While I was buried in the White House’s amazing email fraud yesterday, the Politico posted an article further developing the NRCC accounting story. The Politico describes three roots to the accounting fraud. The NRCC no longer required executive committee approval for certain expenditures, it consolidated all its accounts, and it permitted people to work outside the NRCC.
Under Virginia Rep. Tom Davis and New York Rep. Thomas Reynolds, who chaired the committee from 1999 until the end of 2006, the NRCC waived rules requiring the executive committee — made up of elected leaders and rank-and-file Republican lawmakers — to sign off on expenditures exceeding $10,000, merged the various department budgets into a single account and rolled back a prohibition on committee staff earning an income from outside companies.
These changes gave committee staffers more freedom to spend money quickly and react to a shifting political landscape during heated campaign battles, and House Republicans were able to claim larger majorities after the 2000, 2002 and 2004 elections.
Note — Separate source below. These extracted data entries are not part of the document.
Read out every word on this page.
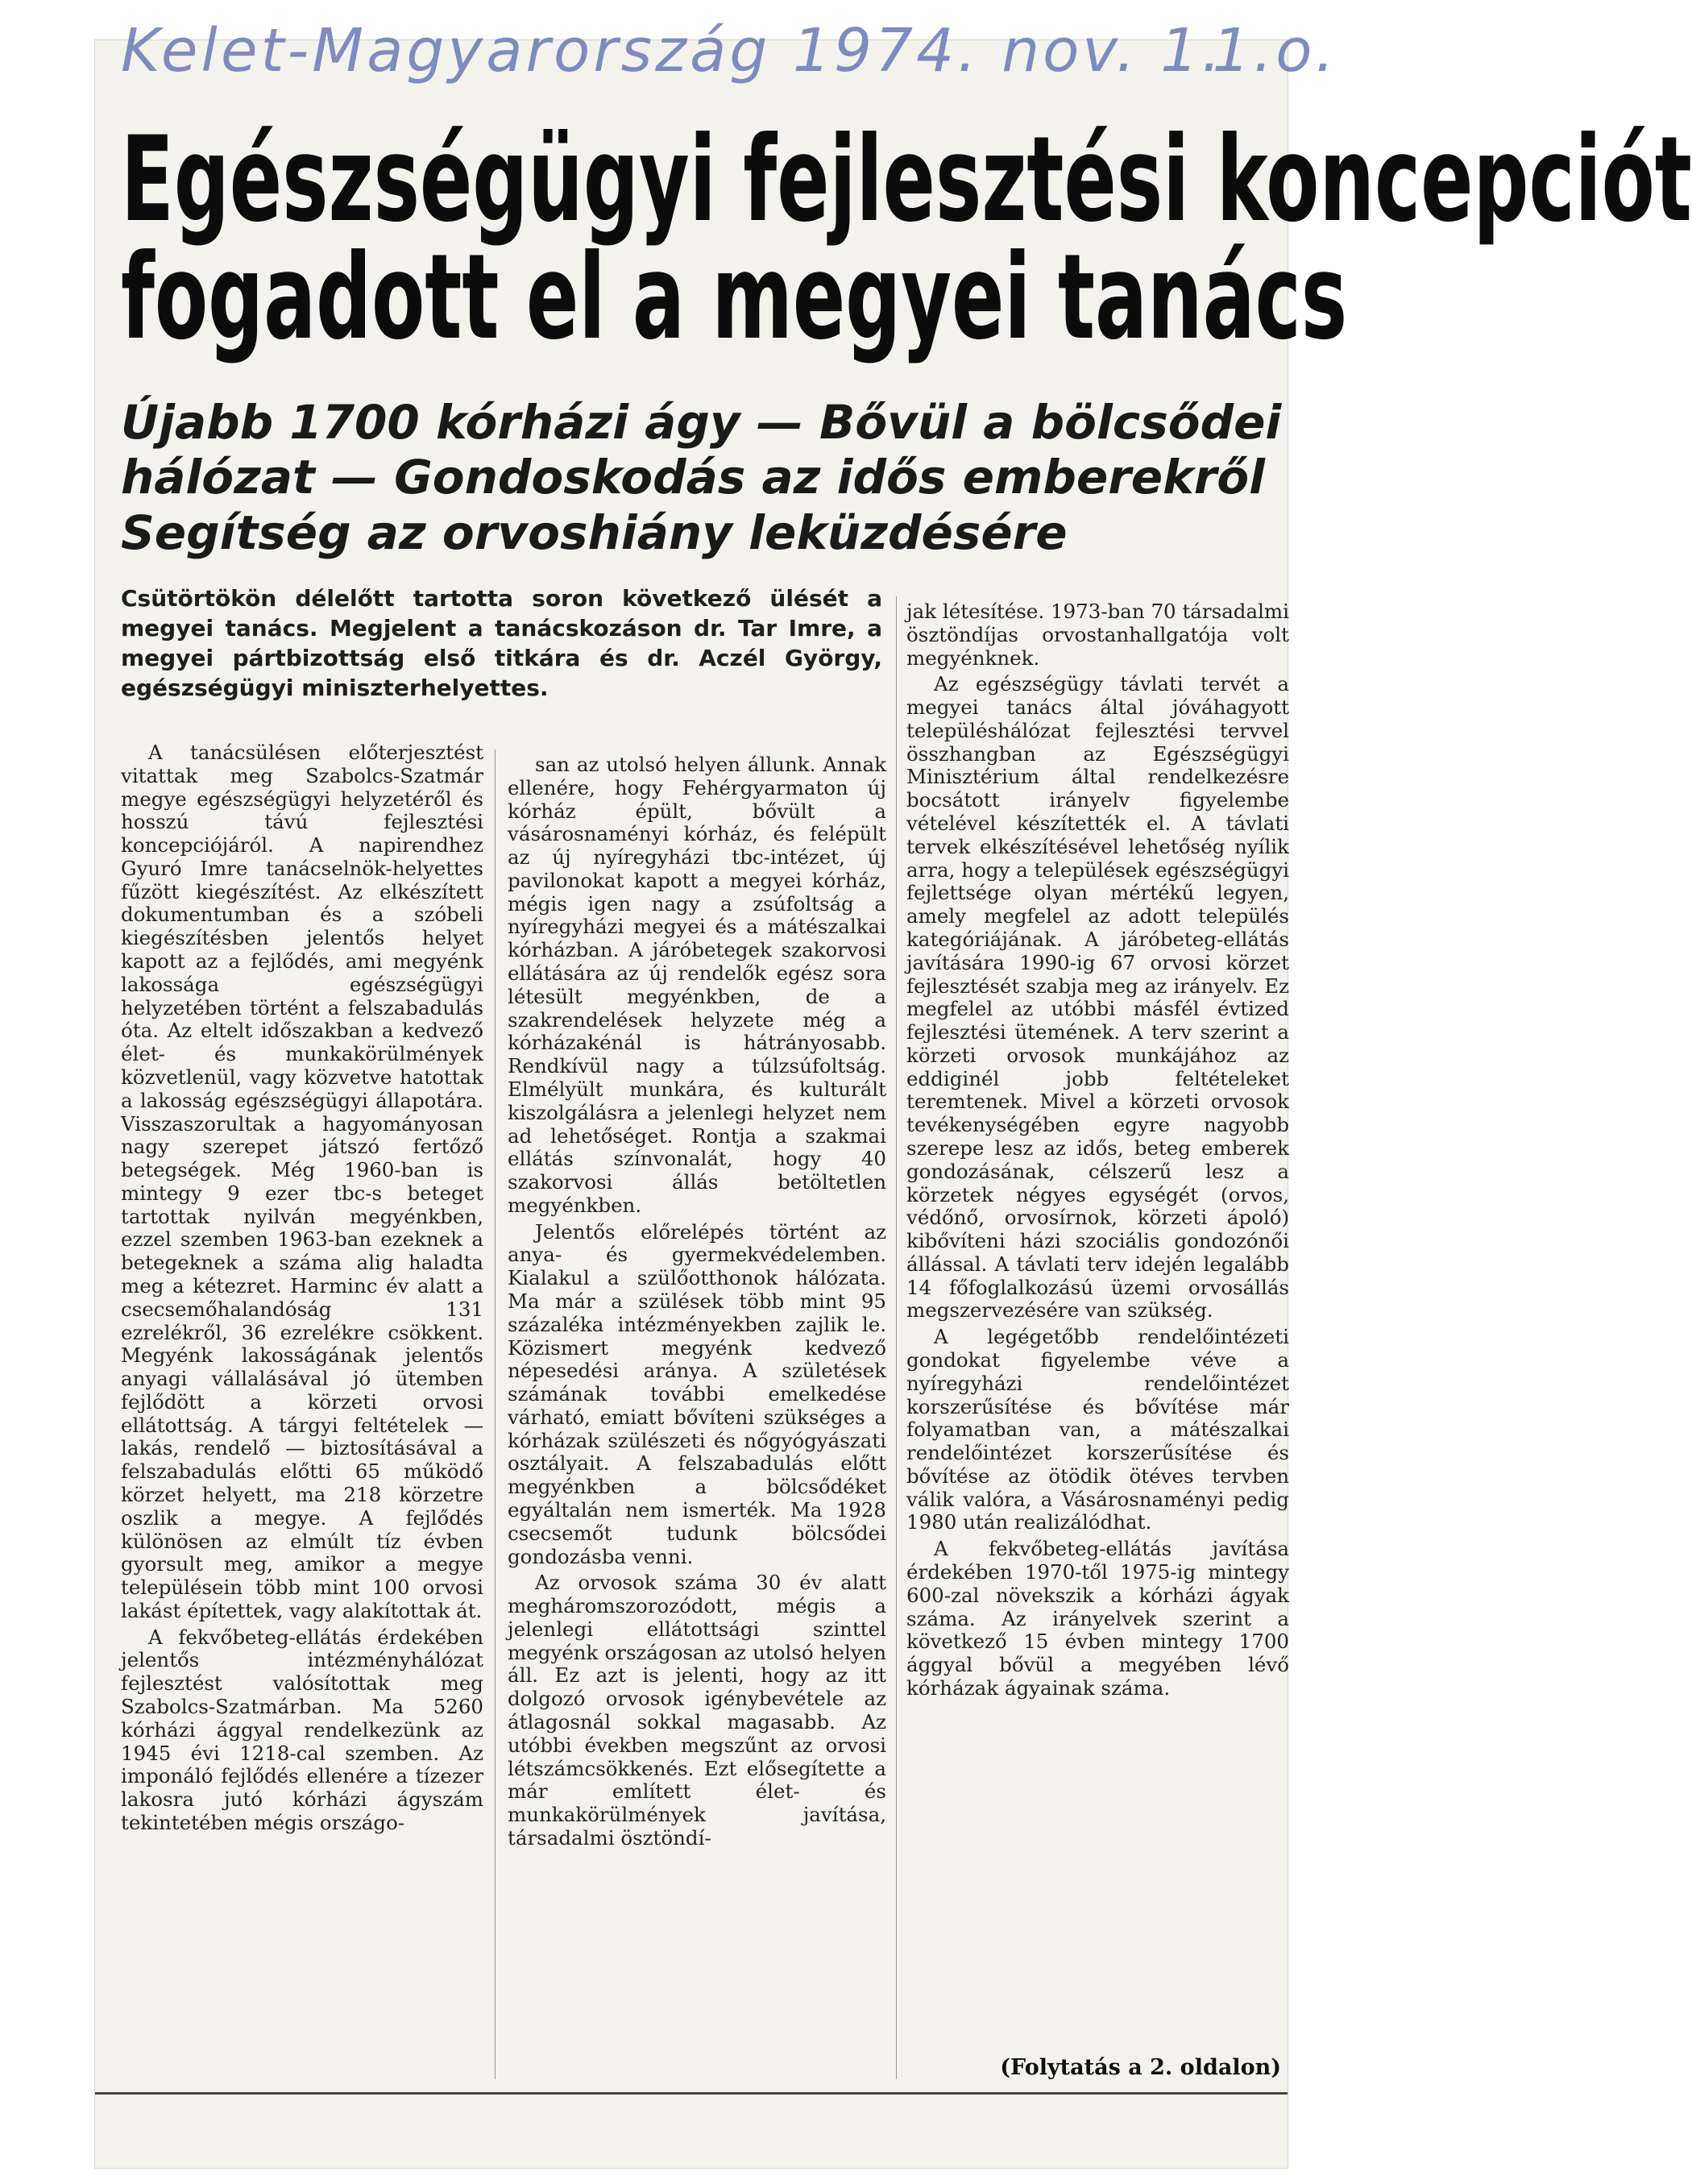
Kelet-Magyarország 1974. nov. 1.
1.o.
Egészségügyi fejlesztési koncepciót
fogadott el a megyei tanács
Újabb 1700 kórházi ágy — Bővül a bölcsődei
hálózat — Gondoskodás az idős emberekről
Segítség az orvoshiány leküzdésére
Csütörtökön délelőtt tartotta soron következő ülését a megyei tanács. Megjelent a tanácskozáson dr. Tar Imre, a megyei pártbizottság első titkára és dr. Aczél György, egészségügyi miniszterhelyettes.

A tanácsülésen előterjesztést vitattak meg Szabolcs-Szatmár megye egészségügyi helyzetéről és hosszú távú fejlesztési koncepciójáról. A napirendhez Gyuró Imre tanácselnök-helyettes fűzött kiegészítést. Az elkészített dokumentumban és a szóbeli kiegészítésben jelentős helyet kapott az a fejlődés, ami megyénk lakossága egészségügyi helyzetében történt a felszabadulás óta. Az eltelt időszakban a kedvező élet- és munkakörülmények közvetlenül, vagy közvetve hatottak a lakosság egészségügyi állapotára. Visszaszorultak a hagyományosan nagy szerepet játszó fertőző betegségek. Még 1960-ban is mintegy 9 ezer tbc-s beteget tartottak nyilván megyénkben, ezzel szemben 1963-ban ezeknek a betegeknek a száma alig haladta meg a kétezret. Harminc év alatt a csecsemőhalandóság 131 ezrelékről, 36 ezrelékre csökkent. Megyénk lakosságának jelentős anyagi vállalásával jó ütemben fejlődött a körzeti orvosi ellátottság. A tárgyi feltételek — lakás, rendelő — biztosításával a felszabadulás előtti 65 működő körzet helyett, ma 218 körzetre oszlik a megye. A fejlődés különösen az elmúlt tíz évben gyorsult meg, amikor a megye településein több mint 100 orvosi lakást építettek, vagy alakítottak át.

A fekvőbeteg-ellátás érdekében jelentős intézményhálózat fejlesztést valósítottak meg Szabolcs-Szatmárban. Ma 5260 kórházi ággyal rendelkezünk az 1945 évi 1218-cal szemben. Az imponáló fejlődés ellenére a tízezer lakosra jutó kórházi ágyszám tekintetében mégis országo-

san az utolsó helyen állunk. Annak ellenére, hogy Fehérgyarmaton új kórház épült, bővült a vásárosnaményi kórház, és felépült az új nyíregyházi tbc-intézet, új pavilonokat kapott a megyei kórház, mégis igen nagy a zsúfoltság a nyíregyházi megyei és a mátészalkai kórházban. A járóbetegek szakorvosi ellátására az új rendelők egész sora létesült megyénkben, de a szakrendelések helyzete még a kórházakénál is hátrányosabb. Rendkívül nagy a túlzsúfoltság. Elmélyült munkára, és kulturált kiszolgálásra a jelenlegi helyzet nem ad lehetőséget. Rontja a szakmai ellátás színvonalát, hogy 40 szakorvosi állás betöltetlen megyénkben.

Jelentős előrelépés történt az anya- és gyermekvédelemben. Kialakul a szülőotthonok hálózata. Ma már a szülések több mint 95 százaléka intézményekben zajlik le. Közismert megyénk kedvező népesedési aránya. A születések számának további emelkedése várható, emiatt bővíteni szükséges a kórházak szülészeti és nőgyógyászati osztályait. A felszabadulás előtt megyénkben a bölcsődéket egyáltalán nem ismerték. Ma 1928 csecsemőt tudunk bölcsődei gondozásba venni.

Az orvosok száma 30 év alatt megháromszorozódott, mégis a jelenlegi ellátottsági szinttel megyénk országosan az utolsó helyen áll. Ez azt is jelenti, hogy az itt dolgozó orvosok igénybevétele az átlagosnál sokkal magasabb. Az utóbbi években megszűnt az orvosi létszámcsökkenés. Ezt elősegítette a már említett élet- és munkakörülmények javítása, társadalmi ösztöndí-

jak létesítése. 1973-ban 70 társadalmi ösztöndíjas orvostanhallgatója volt megyénknek.

Az egészségügy távlati tervét a megyei tanács által jóváhagyott településhálózat fejlesztési tervvel összhangban az Egészségügyi Minisztérium által rendelkezésre bocsátott irányelv figyelembe vételével készítették el. A távlati tervek elkészítésével lehetőség nyílik arra, hogy a települések egészségügyi fejlettsége olyan mértékű legyen, amely megfelel az adott település kategóriájának. A járóbeteg-ellátás javítására 1990-ig 67 orvosi körzet fejlesztését szabja meg az irányelv. Ez megfelel az utóbbi másfél évtized fejlesztési ütemének. A terv szerint a körzeti orvosok munkájához az eddiginél jobb feltételeket teremtenek. Mivel a körzeti orvosok tevékenységében egyre nagyobb szerepe lesz az idős, beteg emberek gondozásának, célszerű lesz a körzetek négyes egységét (orvos, védőnő, orvosírnok, körzeti ápoló) kibővíteni házi szociális gondozónői állással. A távlati terv idején legalább 14 főfoglalkozású üzemi orvosállás megszervezésére van szükség.

A legégetőbb rendelőintézeti gondokat figyelembe véve a nyíregyházi rendelőintézet korszerűsítése és bővítése már folyamatban van, a mátészalkai rendelőintézet korszerűsítése és bővítése az ötödik ötéves tervben válik valóra, a Vásárosnaményi pedig 1980 után realizálódhat.

A fekvőbeteg-ellátás javítása érdekében 1970-től 1975-ig mintegy 600-zal növekszik a kórházi ágyak száma. Az irányelvek szerint a következő 15 évben mintegy 1700 ággyal bővül a megyében lévő kórházak ágyainak száma.

(Folytatás a 2. oldalon)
The article goes on to provide a few details that–along with an admittedly amateur review of the FEC filings involved I did–sheds further light on what’s going on.
In another decision that has become controversial, the NRCC began, during Davis’ chairmanship, to allow its staffers to earn outside income. Taking advantage of that change, Ward founded Political Compliance Services in 2001 with Susan Arceneaux, helping dozens of lawmakers and congressional candidates comply with Federal Election Commission laws. The two severed their ties earlier this year, a lawyer for Arceneaux said.
Ward wasn’t alone in seeking outside income. Don McGahn, the NRCC’s longtime counsel, was retained by numerous Republican campaigns and leadership PACs, helping those organizations comply with FEC disclosure requirements.
What appears to have happened after the changes is that Christoper Ward assumed the job of treasurer for the RNCC as well as a bunch of leadership PACs (and helped other start new ones). I didn’t look at the NRCC account, but the PACs all seem to follow the same pattern: It records no charges for overhead. Instead, there are only payments to PCS and a range of fund-raising companies. In some cases, those fund-raising companies appear to be fly-by-night organizations, with no other clients and located in dubious sounding businesses. In others, the "fundraiser" in question is McGahn. In McGahn’s case, it appears he was getting some bigger dollars under other line items. Also, these PACs don’t appear to spend much money, and what they spend appears to go to the swing races that RNCC had already targeted.
Also, in this same time period, Ward started or moved the bank accounts for these funds to Wachovia Bank. The article notes that it was a loan from Wachovia that first alerted the NRCC to the forged audit.
NRCC officials contacted the FBI soon after discovering that the former employee, Christopher J. Ward, had submitted what they believe to be a fake internal audit to Wachovia as part of a loan application by the committee.
But here’s the interesting thing about those accounts at Wachovia. In spite of the fact that Ward served as treasurer for a bunch of PACs and other funds using Wachovia, he didn’t have those accounts all at one branch. He had them spread out at branches around DC and (in at least one case) in North Carolina. I suspect such an arrangement would make it easy to move between accounts while still hiding some of that movement. Add in the fact that all the NRCC’s accounts got merged into one, and it sure seems like the set-up would make it relatively easy to launder money through these various accounts–presumably to benefit the people who were managing the books, but almost certainly also to launder soft money into hard, so it could be used directly on campaign expenses.
Mind you, this is all a big guess. But to this non-expert, it does look like the changes made it easier to move money between the various kinds of accounts at RNCC and in PACs to make it available for campaigns.